Why, only last month, the FBI director, Louis Freeh, opened an investigative office in downtown Cairo "to exchange information," according to Mr Alfi, "and to co-operate with the Egyptian authorities in all aspects of security ... some crimes require more action, co-operation and exchange of information between international security services." Mr Freeh had just opened an identical office in Tel Aviv. It was part of an expansion, in the words of the United States embassy in Cairo, "in US anti-terror

Mr Hussein notes that international security co-operation moves laterally across the Arab world, and that Algeria and Tunisia are now using identical torture techniques to those employed by security police in Egypt. "The experience of investigating and interrogating suspects is being shared by the Egyptians," he says. "In Tunisia they even call the different tortures by the same names as the Egyptians - by the names of popular Egyptian singers, like Abdul-Halim Hafez and Shadia. They are exchanging experiences between themselves, exchanging information about people, about those men who fought in Afghanistan. They are filling in spaces in each other's information."

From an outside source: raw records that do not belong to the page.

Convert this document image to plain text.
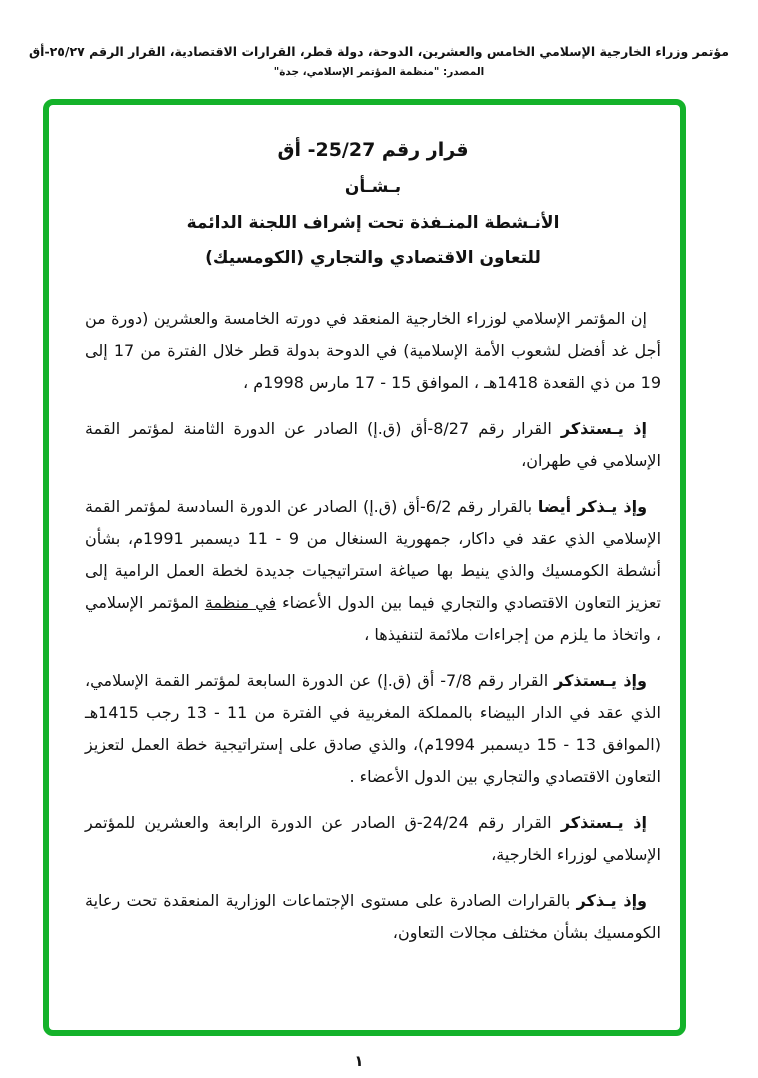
مؤتمر وزراء الخارجية الإسلامي الخامس والعشرين، الدوحة، دولة قطر، القرارات الاقتصادية، القرار الرقم ٢٥/٢٧-أق
المصدر: "منظمة المؤتمر الإسلامي، جدة"
قرار رقم 25/27- أق
بـشـأن
الأنـشطة المنـفذة تحت إشراف اللجنة الدائمة
للتعاون الاقتصادي والتجاري (الكومسيك)

إن المؤتمر الإسلامي لوزراء الخارجية المنعقد في دورته الخامسة والعشرين (دورة من أجل غد أفضل لشعوب الأمة الإسلامية) في الدوحة بدولة قطر خلال الفترة من 17 إلى 19 من ذي القعدة 1418هـ ، الموافق 15 - 17 مارس 1998م ،

إذ يـستذكر القرار رقم 8/27-أق (ق.إ) الصادر عن الدورة الثامنة لمؤتمر القمة الإسلامي في طهران،

وإذ يـذكر أيضا بالقرار رقم 6/2-أق (ق.إ) الصادر عن الدورة السادسة لمؤتمر القمة الإسلامي الذي عقد في داكار، جمهورية السنغال من 9 - 11 ديسمبر 1991م، بشأن أنشطة الكومسيك والذي ينيط بها صياغة استراتيجيات جديدة لخطة العمل الرامية إلى تعزيز التعاون الاقتصادي والتجاري فيما بين الدول الأعضاء في منظمة المؤتمر الإسلامي ، واتخاذ ما يلزم من إجراءات ملائمة لتنفيذها ،

وإذ يـستذكر القرار رقم 7/8- أق (ق.إ) عن الدورة السابعة لمؤتمر القمة الإسلامي، الذي عقد في الدار البيضاء بالمملكة المغربية في الفترة من 11 - 13 رجب 1415هـ (الموافق 13 - 15 ديسمبر 1994م)، والذي صادق على إستراتيجية خطة العمل لتعزيز التعاون الاقتصادي والتجاري بين الدول الأعضاء .

إذ يـستذكر القرار رقم 24/24-ق الصادر عن الدورة الرابعة والعشرين للمؤتمر الإسلامي لوزراء الخارجية،

وإذ يـذكر بالقرارات الصادرة على مستوى الإجتماعات الوزارية المنعقدة تحت رعاية الكومسيك بشأن مختلف مجالات التعاون،

١
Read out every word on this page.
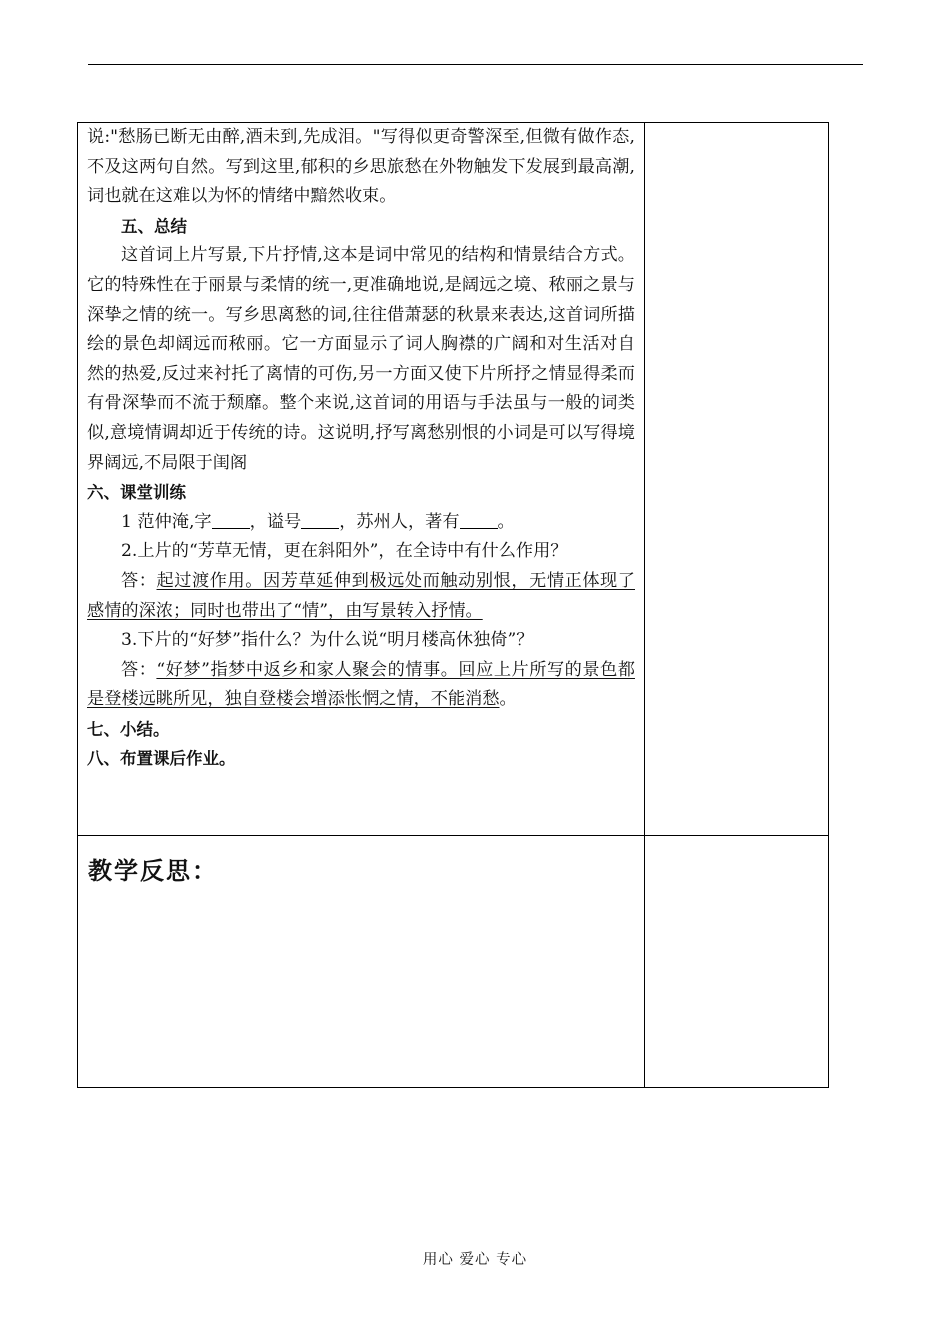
说:"愁肠已断无由醉,酒未到,先成泪。"写得似更奇警深至,但微有做作态,不及这两句自然。写到这里,郁积的乡思旅愁在外物触发下发展到最高潮,词也就在这难以为怀的情绪中黯然收束。

五、总结

这首词上片写景,下片抒情,这本是词中常见的结构和情景结合方式。它的特殊性在于丽景与柔情的统一,更准确地说,是阔远之境、秾丽之景与深挚之情的统一。写乡思离愁的词,往往借萧瑟的秋景来表达,这首词所描绘的景色却阔远而秾丽。它一方面显示了词人胸襟的广阔和对生活对自然的热爱,反过来衬托了离情的可伤,另一方面又使下片所抒之情显得柔而有骨深挚而不流于颓靡。整个来说,这首词的用语与手法虽与一般的词类似,意境情调却近于传统的诗。这说明,抒写离愁别恨的小词是可以写得境界阔远,不局限于闺阁

六、课堂训练

1 范仲淹,字 ，谥号 ，苏州人，著有 。

2.上片的“芳草无情，更在斜阳外”，在全诗中有什么作用？

答：起过渡作用。因芳草延伸到极远处而触动别恨，无情正体现了感情的深浓；同时也带出了“情”，由写景转入抒情。

3.下片的“好梦”指什么？为什么说“明月楼高休独倚”？

答：“好梦”指梦中返乡和家人聚会的情事。回应上片所写的景色都是登楼远眺所见，独自登楼会增添怅惘之情，不能消愁。

七、小结。

八、布置课后作业。

教学反思：
用心 爱心 专心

The "Afghanis", the Arabs who fought the Soviets in Afghanistan, are widely defined by Egypt, Algeria and other Maghreb countries as the font of the "Islamist" revolution.

At the same time, Magdi Hussein sees the Mubarak government's fist tightening on Muslim institutions in Egypt. "You cannot give lessons in the mosque without a government licence," he says. "No charitable collection can be made without a licence. Until now, Muslims could eat and sleep at their mosques in the last 10 days of Ramadan to pray together, a tradition that has existed since the 14th century. Now this has been stopped; it is an attack on the people's liberty."

Egypt's efforts to curtail the spread of unrestricted charities is, of course, an attempt to prevent the Gema'a Islamiya (Islamic Group) and other armed opponents of the government from soliciting funds.

Mr Mubarak's least favourite editor has equally little time for his country's relations with Israel. "Nobody has any confidence in Israel. People here are angry about Jerusalem, about what happened in Qana. But they are desperate people. There is no way they can fight Israel - Israel is our destiny. The Israelis are going to implement their project, however much we protest. We shout, and they work on the ground. They are not angry about us as long as we go on shouting. I'll give you an example: commerce between Egypt and Israel increased by 135 per cent in the first nine months of 1996, and half of this time Israel was run by [Benjamin] Netanyahu. The Israelis don't think it's important if Egyptian journalists write against them."

Mr Hussein still envisages an Islamic revolution in Egypt "in 10 or 20 years". He bursts into laughter when my eyebrows rise in astonishment. But he insists Egypt's revolution will be a peaceful one. Algeria is not his role model. "In Algeria, Islamists had already taken over local authorities and were about to win national elections when they were crushed. The Algerians are more severe and tougher than the Egyptians. They are a mountain people - we are a people of the plain. The Algerians use the mountains to hide in, they have forests in which they can shelter. Here, we have no shelters. Here, our mountains are far from cities - in Algeria, the mountains are close to the cities. Bosnia and Afghanistan are geographically similar to the mountains of Algeria. You need mountains and woods to have a guerrilla war. That's why such a war is difficult in Palestine. I believe geography is very important in political analysis."

So, presumably, does Mr Mubarak, whose security police have set up their scruffy checkpoints on the Nile roads south of Cairo, isolating each town and city from each other whenever the mood takes them.

The President, it seems, has understood the advantage of having a flat country.